Giuseppe: per dire, Bernardi Giuseppe aveva l’abitudine di prendere due-tre pezzi di legna per fare un cumulo in centro tanto che iniziava con la prima fila di covoni. Se il terreno era pendente, faceva una mezza fila, una mezza luna lì e poi ripartiva. Si cercava sempre di tenere pendente a monte, perché facendo poi l’assestamento, quando era terminato - perché in un cumulo da 300 covoni più o meno c’erano 300 o 400 ql di grano - il peso della paglia poteva anche andare a pendere e crollare a valle se non era stato tenuto conto… Come fare un muro lungo la scarpata: se non ci si dà la giusta pendenza… Poi gira gira gira, si ritirava sempre di qualche centimetro ogni fila di covoni, all’ultimo giro ci potevano stare al massimo 15 covoni, i covoni poi erano grossi così, non erano esagerati, facevano la media di un kg di grano quando era proprio bello, anche un chilo e qualcosa; dipendeva poi dall’abitudine di chi li faceva più grossi o più piccoli.

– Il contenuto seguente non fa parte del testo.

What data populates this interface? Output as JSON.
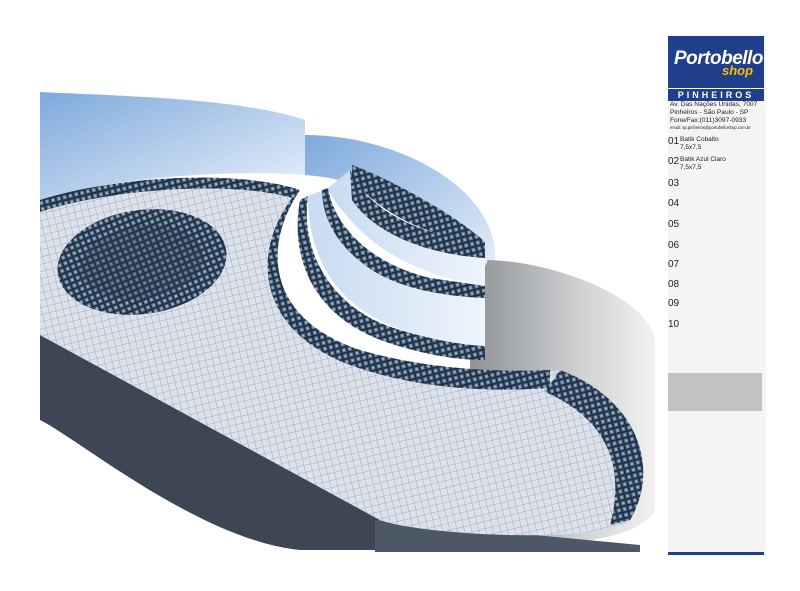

 Lei sta parlando dei covoni fatti a mano?
Giuseppe: io poi comprai anche la mietilega. Con la mietilega venivano ancora più piccoli. Non vale più la pena seminare, il grano qui veniva bene perché io ho fatto anche i 23-24 per ettaro, 28.
 Questo nell’ultimo periodo perché una volta se ne faceva molto meno di sementi?
Giuseppe: certamente, nel 39 il 9 agosto venne una tempestata. Il grano era stato terminato di tagliare fino qui alla Giardini, il marzuolo che si seminava di marzo non era ancora ben maturo, ci volevano 10-15 giorni da potere tagliare, a mano poi, dal 9 agosto al 1 settembre che era di venerdì mio padre mi disse “voglio fare un esperimento, prendiamo l’aratrino vecchio con due vacche – perché c’era molto folto, era caduto molto seme, non era ben maturo. Ma nei 20 giorni successivi venne il bel tempo, il seme si era stagionato, non occorreva nemmeno fare il trattamento come si faceva a darci, una volta dicevano “incalcinare il grano”, un terreno qui perché temeva molto. Ad esempio di là dal torrente c’è un terreno argilloso come la zona di Acquaria, giù a Strettara. Qui invece no, è un terreno sciolto che dopo un giorno o due che non piove più è già asciutto. Questo piccolo aratro di legno coprì il marzuolo, un vecchietto che si chiamava Pietro Fiorenza andava lì all’osteria a bere un quartino, lo chiamavano la foietta, quando arriva lì gli veniva in mente “torno a bere un’altra foietta”… Tornato indietro passa di lì, vede mio padre che seminava - perchè li c’era il pollaio di una vecchietta che si chiamava Silvia Fontana, erano confinanti e avevano beccato lì, allora buttò del grano nostrano che magari era un secolo che lo seminavano - questo Pietro disse “Pietro, Pietro seminate nell’era d’agosto, mangerete poco pane meno grosti”, dice “voglio provare”. Avevamo 10-12 pecore oltre le vacche; per San Martino se non si pascolavano mica le pecore metteva la spiga, allora tentammo di farlo radere fino a terra. L’estate del ’39 era il più bel grano della zona, da marzolo si era trasformato come grano nostrano dalla spiga con l’aresta, assomigliava un po’ all’ariete ma l’ariete alzava troppo, si allettava quando venivano i temporali ed era già in spiga. Fu il miglior grano della zona che forse non l’aveva mai fatto nessuno questa prova. Io tutti gli anni quando faccio la piantagione delle patate che abbiamo l’attrezzatura e le seminiamo da sempre con la piantatrice, uno seduto qua, uno là gira questo congegno, mette il tubero nel punto, gira il solcatore, passa e copre già: l’ho comperata nel bolognese.